The government fears "subjecting these individuals to the unique stresses of the military environment," Lucas said.
"The military wants people to come in and be ready to deploy on day one and be ready to serve without any limitation," he said.
Patton called the government's argument a "smokescreen" for what essentially would be a military ban on transgender people.
"Ladies and gentlemen, this is not about gender dysphoria. That's lipstick on a pig," he said. "Gender dysphoria is a treatable condition. ... If this policy were implemented, the only way a transgender person could serve is if they served as they did before in their birth assigned sex."
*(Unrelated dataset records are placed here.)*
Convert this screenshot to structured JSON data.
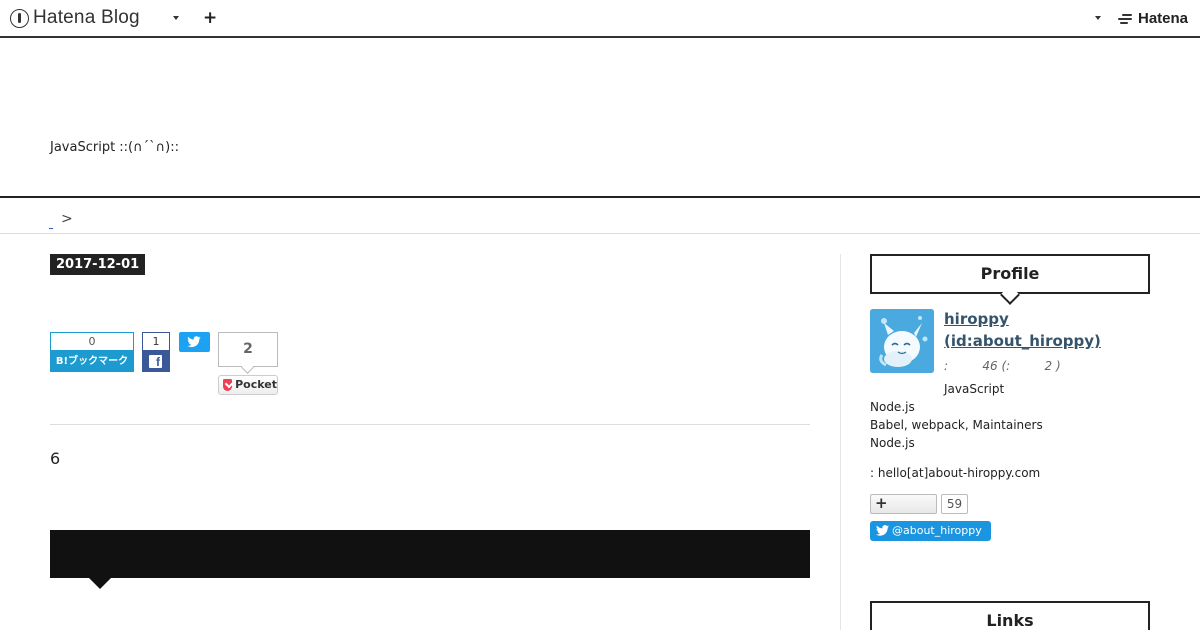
{
  "topbar": {
    "logo_text": "Hatena Blog",
    "plus_label": "+",
    "brand_text": "Hatena"
  },
  "header": {
    "description": "JavaScript ::(∩´`∩)::"
  },
  "breadcrumb": {
    "separator": ">"
  },
  "entry": {
    "date": "2017-12-01",
    "body_text": "6"
  },
  "share": {
    "hatena_bookmark_count": "0",
    "hatena_bookmark_label": "B!ブックマーク",
    "facebook_count": "1",
    "pocket_count": "2",
    "pocket_label": "Pocket"
  },
  "sidebar": {
    "profile_title": "Profile",
    "profile_name_line1": "hiroppy",
    "profile_name_line2": "(id:about_hiroppy)",
    "profile_stats": ":         46 (:         2 )",
    "profile_lines": [
      "JavaScript",
      "Node.js",
      "Babel, webpack, Maintainers",
      "Node.js"
    ],
    "contact": ": hello[at]about-hiroppy.com",
    "follow_label": "+",
    "follow_count": "59",
    "twitter_follow_label": "@about_hiroppy",
    "links_title": "Links"
  },
  "colors": {
    "accent_blue": "#1d9bd1",
    "facebook": "#3b5998",
    "twitter": "#1da1f2",
    "pocket": "#ee4056",
    "dark": "#111111"
  }
}
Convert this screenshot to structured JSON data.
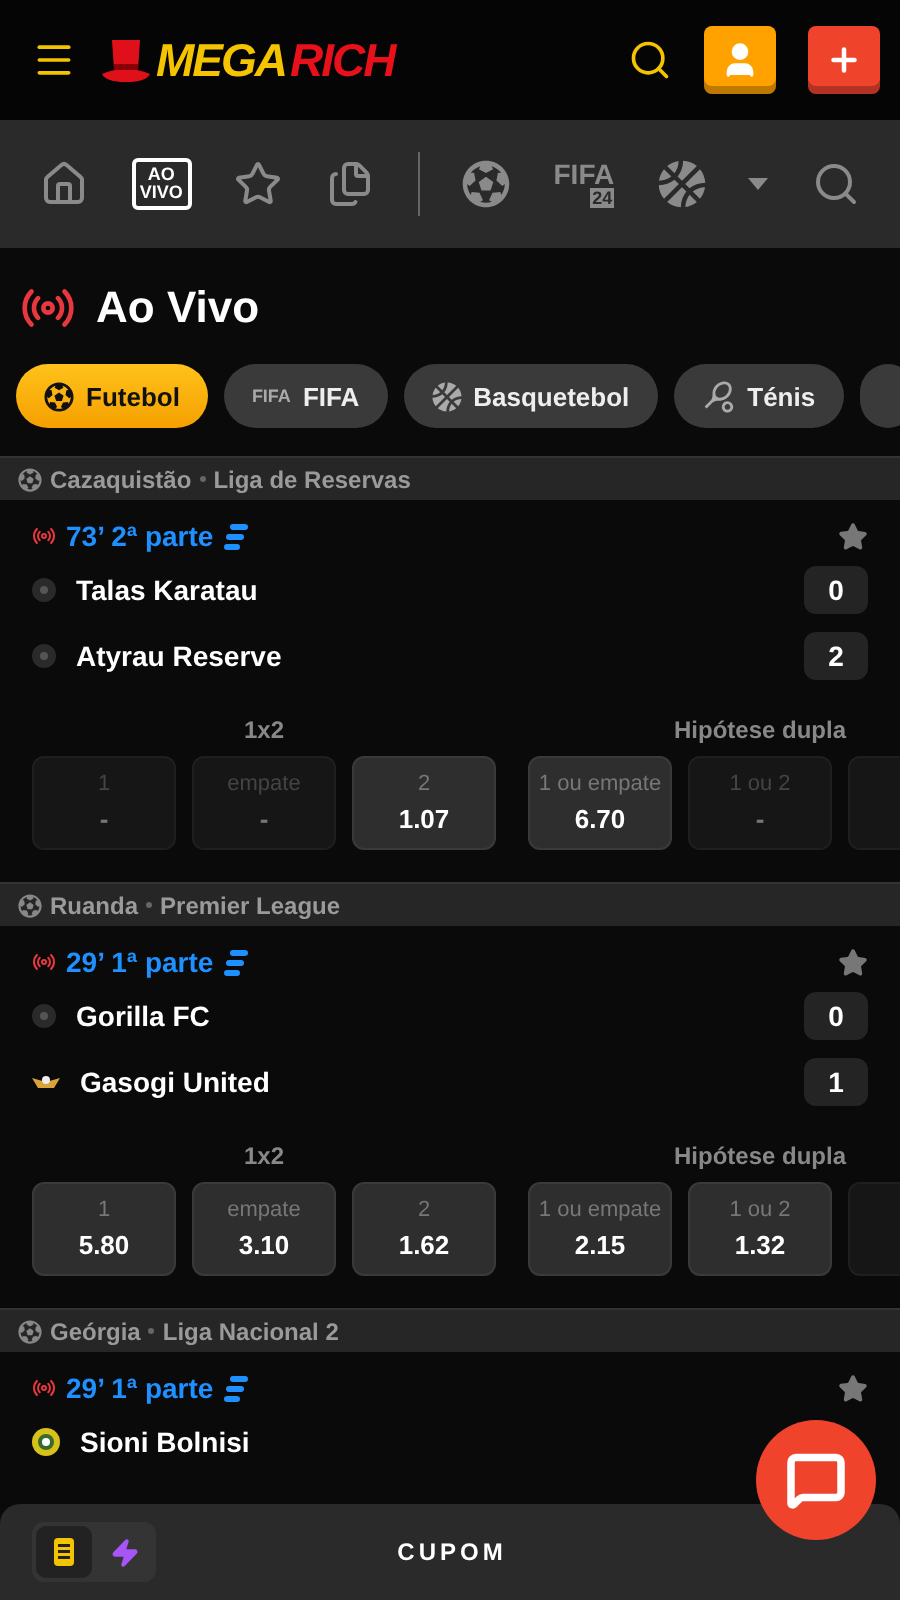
{
  "header": {
    "brand_left": "MEGA",
    "brand_right": "RICH"
  },
  "nav": [
    {
      "kind": "home",
      "selected": false
    },
    {
      "kind": "live",
      "lines": [
        "AO",
        "VIVO"
      ],
      "selected": true
    },
    {
      "kind": "favorites",
      "selected": false
    },
    {
      "kind": "slips",
      "selected": false
    },
    {
      "kind": "divider"
    },
    {
      "kind": "soccer",
      "selected": false
    },
    {
      "kind": "fifa",
      "label": "FIFA",
      "badge": "24",
      "selected": false
    },
    {
      "kind": "basketball",
      "selected": false
    },
    {
      "kind": "caret"
    },
    {
      "kind": "search",
      "selected": false
    }
  ],
  "page_title": "Ao Vivo",
  "chips": [
    {
      "kind": "soccer",
      "label": "Futebol",
      "selected": true
    },
    {
      "kind": "fifa",
      "label": "FIFA",
      "badge": "FIFA",
      "selected": false
    },
    {
      "kind": "basketball",
      "label": "Basquetebol",
      "selected": false
    },
    {
      "kind": "tennis",
      "label": "Ténis",
      "selected": false
    },
    {
      "kind": "cut",
      "selected": false
    }
  ],
  "matches": [
    {
      "country": "Cazaquistão",
      "league": "Liga de Reservas",
      "minute": "73’",
      "period": "2ª parte",
      "favorite": false,
      "teams": [
        {
          "name": "Talas Karatau",
          "kind": "plain",
          "score": "0"
        },
        {
          "name": "Atyrau Reserve",
          "kind": "plain",
          "score": "2"
        }
      ],
      "markets": [
        {
          "title": "1x2",
          "overflow": false,
          "odds": [
            {
              "label": "1",
              "value": "-",
              "disabled": true
            },
            {
              "label": "empate",
              "value": "-",
              "disabled": true
            },
            {
              "label": "2",
              "value": "1.07",
              "disabled": false
            }
          ]
        },
        {
          "title": "Hipótese dupla",
          "overflow": true,
          "odds": [
            {
              "label": "1 ou empate",
              "value": "6.70",
              "disabled": false
            },
            {
              "label": "1 ou 2",
              "value": "-",
              "disabled": true
            }
          ]
        }
      ]
    },
    {
      "country": "Ruanda",
      "league": "Premier League",
      "minute": "29’",
      "period": "1ª parte",
      "favorite": false,
      "teams": [
        {
          "name": "Gorilla FC",
          "kind": "plain",
          "score": "0"
        },
        {
          "name": "Gasogi United",
          "kind": "winged",
          "score": "1"
        }
      ],
      "markets": [
        {
          "title": "1x2",
          "overflow": false,
          "odds": [
            {
              "label": "1",
              "value": "5.80",
              "disabled": false
            },
            {
              "label": "empate",
              "value": "3.10",
              "disabled": false
            },
            {
              "label": "2",
              "value": "1.62",
              "disabled": false
            }
          ]
        },
        {
          "title": "Hipótese dupla",
          "overflow": true,
          "odds": [
            {
              "label": "1 ou empate",
              "value": "2.15",
              "disabled": false
            },
            {
              "label": "1 ou 2",
              "value": "1.32",
              "disabled": false
            }
          ]
        }
      ]
    },
    {
      "country": "Geórgia",
      "league": "Liga Nacional 2",
      "minute": "29’",
      "period": "1ª parte",
      "favorite": false,
      "teams": [
        {
          "name": "Sioni Bolnisi",
          "kind": "crest"
        }
      ]
    }
  ],
  "footer": {
    "modes": [
      {
        "kind": "slip",
        "selected": true
      },
      {
        "kind": "quick",
        "selected": false
      }
    ],
    "label": "CUPOM"
  }
}
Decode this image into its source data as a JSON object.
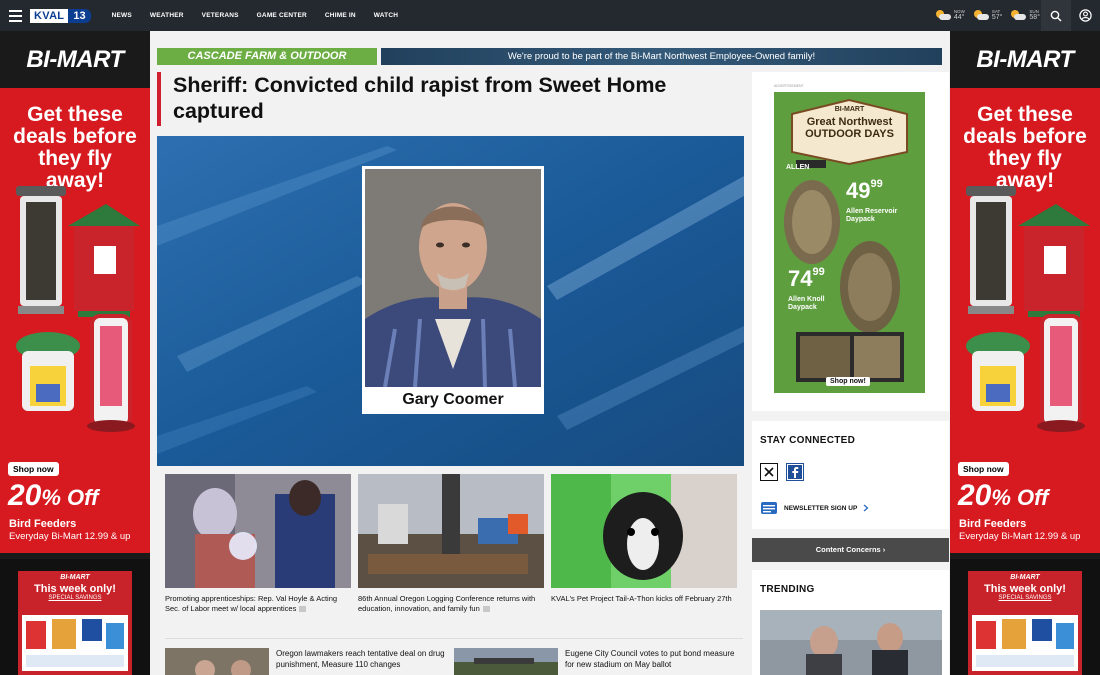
{
  "nav": {
    "logo_text": "KVAL",
    "logo_number": "13",
    "items": [
      "NEWS",
      "WEATHER",
      "VETERANS",
      "GAME CENTER",
      "CHIME IN",
      "WATCH"
    ],
    "weather": [
      {
        "day": "NOW",
        "temp": "44°"
      },
      {
        "day": "SAT",
        "temp": "57°"
      },
      {
        "day": "SUN",
        "temp": "58°"
      }
    ]
  },
  "rail": {
    "brand": "BI-MART",
    "headline": "Get these deals before they fly away!",
    "shop_now": "Shop now",
    "percent": "20",
    "percent_suffix": "% Off",
    "product": "Bird Feeders",
    "subline": "Everyday Bi-Mart 12.99 & up",
    "ad2_logo": "BI-MART",
    "ad2_title": "This week only!",
    "ad2_sub": "SPECIAL SAVINGS"
  },
  "banner": {
    "left_text": "CASCADE FARM & OUTDOOR",
    "right_text": "We're proud to be part of the Bi-Mart Northwest Employee-Owned family!"
  },
  "article": {
    "headline": "Sheriff: Convicted child rapist from Sweet Home captured",
    "mugshot_name": "Gary Coomer"
  },
  "stories": [
    {
      "title": "Promoting apprenticeships: Rep. Val Hoyle & Acting Sec. of Labor meet w/ local apprentices"
    },
    {
      "title": "86th Annual Oregon Logging Conference returns with education, innovation, and family fun"
    },
    {
      "title": "KVAL's Pet Project Tail-A-Thon kicks off February 27th"
    }
  ],
  "mini_stories": [
    {
      "title": "Oregon lawmakers reach tentative deal on drug punishment, Measure 110 changes"
    },
    {
      "title": "Eugene City Council votes to put bond measure for new stadium on May ballot"
    }
  ],
  "side_ad": {
    "label": "ADVERTISEMENT",
    "brand": "BI-MART",
    "title": "Great Northwest OUTDOOR DAYS",
    "allen": "ALLEN",
    "price1": "49",
    "price1_cents": "99",
    "item1": "Allen Reservoir Daypack",
    "price2": "74",
    "price2_cents": "99",
    "item2": "Allen Knoll Daypack",
    "shop": "Shop now!"
  },
  "stay_connected": {
    "title": "STAY CONNECTED",
    "newsletter": "NEWSLETTER SIGN UP"
  },
  "content_concerns": "Content Concerns ›",
  "trending": {
    "title": "TRENDING"
  }
}
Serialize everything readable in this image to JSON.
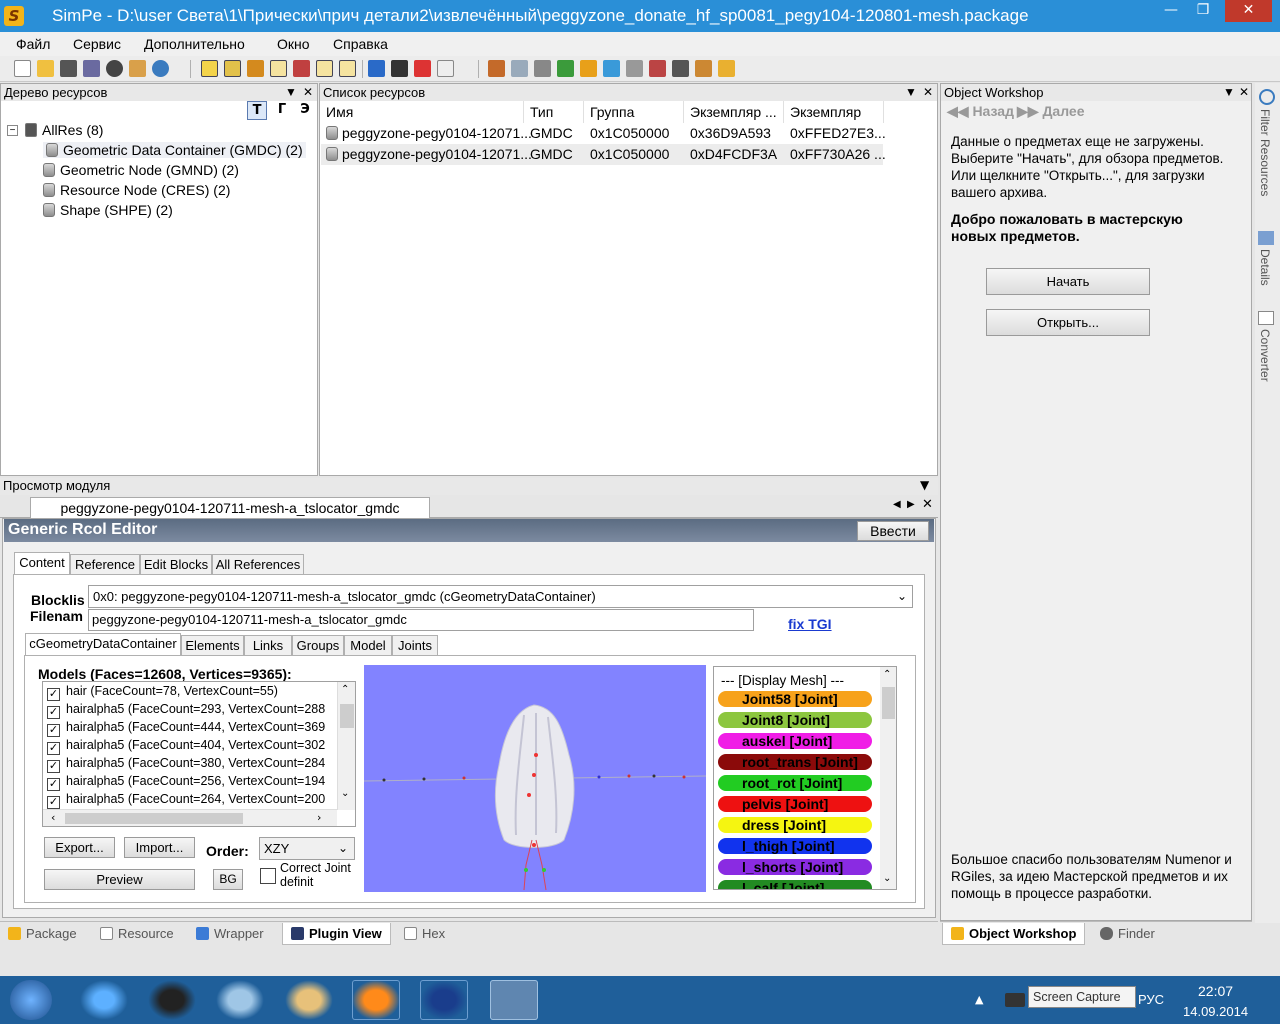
{
  "window": {
    "title": "SimPe - D:\\user Света\\1\\Прически\\прич детали2\\извлечённый\\peggyzone_donate_hf_sp0081_pegy104-120801-mesh.package",
    "app_icon": "S"
  },
  "menu": [
    "Файл",
    "Сервис",
    "Дополнительно",
    "Окно",
    "Справка"
  ],
  "resource_tree": {
    "header": "Дерево ресурсов",
    "filter_buttons": [
      "T",
      "Г",
      "Э"
    ],
    "root": "AllRes (8)",
    "items": [
      "Geometric Data Container (GMDC) (2)",
      "Geometric Node (GMND) (2)",
      "Resource Node (CRES) (2)",
      "Shape (SHPE) (2)"
    ]
  },
  "resource_list": {
    "header": "Список ресурсов",
    "columns": [
      "Имя",
      "Тип",
      "Группа",
      "Экземпляр ...",
      "Экземпляр"
    ],
    "rows": [
      [
        "peggyzone-pegy0104-12071...",
        "GMDC",
        "0x1C050000",
        "0x36D9A593",
        "0xFFED27E3..."
      ],
      [
        "peggyzone-pegy0104-12071...",
        "GMDC",
        "0x1C050000",
        "0xD4FCDF3A",
        "0xFF730A26 ..."
      ]
    ]
  },
  "object_workshop": {
    "header": "Object Workshop",
    "back": "Назад",
    "forward": "Далее",
    "info": "Данные о предметах еще не загружены. Выберите \"Начать\", для обзора предметов. Или щелкните \"Открыть...\", для загрузки вашего архива.",
    "welcome": "Добро пожаловать в мастерскую новых предметов.",
    "start_button": "Начать",
    "open_button": "Открыть...",
    "thanks": "Большое спасибо пользователям Numenor и RGiles, за идею Мастерской предметов и их помощь в процессе разработки."
  },
  "side_tabs": [
    "Filter Resources",
    "Details",
    "Converter"
  ],
  "plugin_view": {
    "header": "Просмотр модуля",
    "doc_tab": "peggyzone-pegy0104-120711-mesh-a_tslocator_gmdc",
    "editor_title": "Generic Rcol Editor",
    "commit_button": "Ввести",
    "tabs": [
      "Content",
      "Reference",
      "Edit Blocks",
      "All References"
    ],
    "blocklist_label": "Blocklis",
    "blocklist_value": "0x0: peggyzone-pegy0104-120711-mesh-a_tslocator_gmdc (cGeometryDataContainer)",
    "filename_label": "Filenam",
    "filename_value": "peggyzone-pegy0104-120711-mesh-a_tslocator_gmdc",
    "fix_tgi": "fix TGI",
    "inner_tabs": [
      "cGeometryDataContainer",
      "Elements",
      "Links",
      "Groups",
      "Model",
      "Joints"
    ],
    "models_label": "Models (Faces=12608, Vertices=9365):",
    "models": [
      "hair (FaceCount=78, VertexCount=55)",
      "hairalpha5 (FaceCount=293, VertexCount=288",
      "hairalpha5 (FaceCount=444, VertexCount=369",
      "hairalpha5 (FaceCount=404, VertexCount=302",
      "hairalpha5 (FaceCount=380, VertexCount=284",
      "hairalpha5 (FaceCount=256, VertexCount=194",
      "hairalpha5 (FaceCount=264, VertexCount=200"
    ],
    "export_button": "Export...",
    "import_button": "Import...",
    "order_label": "Order:",
    "order_value": "XZY",
    "preview_button": "Preview",
    "bg_button": "BG",
    "correct_joint_label": "Correct Joint definit",
    "display_mesh": "--- [Display Mesh] ---",
    "joints": [
      {
        "label": "Joint58 [Joint]",
        "color": "#f7a21b"
      },
      {
        "label": "Joint8 [Joint]",
        "color": "#8cc63f"
      },
      {
        "label": "auskel [Joint]",
        "color": "#f01de6"
      },
      {
        "label": "root_trans [Joint]",
        "color": "#8b0a0a"
      },
      {
        "label": "root_rot [Joint]",
        "color": "#22cc22"
      },
      {
        "label": "pelvis [Joint]",
        "color": "#ee1111"
      },
      {
        "label": "dress [Joint]",
        "color": "#f5f511"
      },
      {
        "label": "l_thigh [Joint]",
        "color": "#1133ee"
      },
      {
        "label": "l_shorts [Joint]",
        "color": "#8a2be2"
      },
      {
        "label": "l_calf [Joint]",
        "color": "#228b22"
      }
    ]
  },
  "bottom_tabs": [
    "Package",
    "Resource",
    "Wrapper",
    "Plugin View",
    "Hex"
  ],
  "bottom_right_tabs": [
    "Object Workshop",
    "Finder"
  ],
  "taskbar": {
    "language": "РУС",
    "time": "22:07",
    "date": "14.09.2014",
    "tooltip": "Screen Capture"
  }
}
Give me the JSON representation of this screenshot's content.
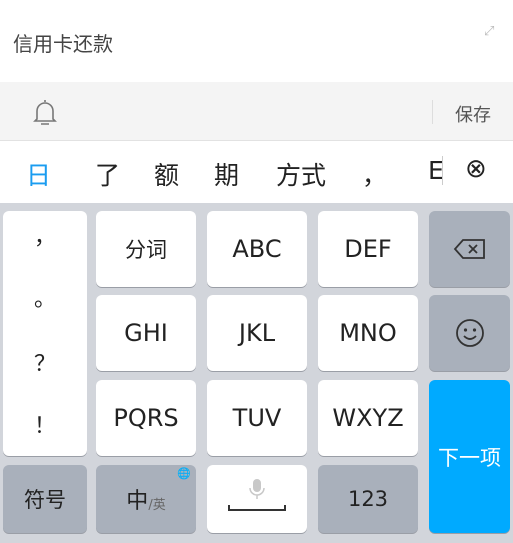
{
  "header": {
    "title": "信用卡还款",
    "expand_icon": "expand-icon"
  },
  "toolbar": {
    "bell_icon": "bell-icon",
    "save_label": "保存"
  },
  "candidates": {
    "items": [
      "日",
      "了",
      "额",
      "期",
      "方式",
      "，",
      "E"
    ],
    "active_color": "#1a9cf0",
    "close_icon": "circle-x-icon"
  },
  "keyboard": {
    "punct": [
      "，",
      "。",
      "？",
      "！"
    ],
    "rows": [
      [
        "分词",
        "ABC",
        "DEF"
      ],
      [
        "GHI",
        "JKL",
        "MNO"
      ],
      [
        "PQRS",
        "TUV",
        "WXYZ"
      ]
    ],
    "backspace_icon": "backspace-icon",
    "emoji_icon": "smiley-icon",
    "next_label": "下一项",
    "symbols_label": "符号",
    "lang_main": "中",
    "lang_alt": "/英",
    "globe_icon": "globe-icon",
    "mic_icon": "mic-icon",
    "num_label": "123",
    "accent": "#00aaff"
  }
}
Top leaders of the Army, Navy, Air Force and Marine Corps each have testified at Senate hearings that there has been no negative impact from open service by transgender troops, Patton noted. Their testimony undercuts the administration's claim that the ban protects military readiness, he said.
Washington's attorney general intervened in the case, estimating that the state is home to 32,850 transgender people and the ban subjects them to discrimination. Oregon was among 18 states and the District of Columbia that filed "friend of the court" briefs in support of the plaintiffs.
A trial in the Washington case is set for April. The appeals court could rule at any time.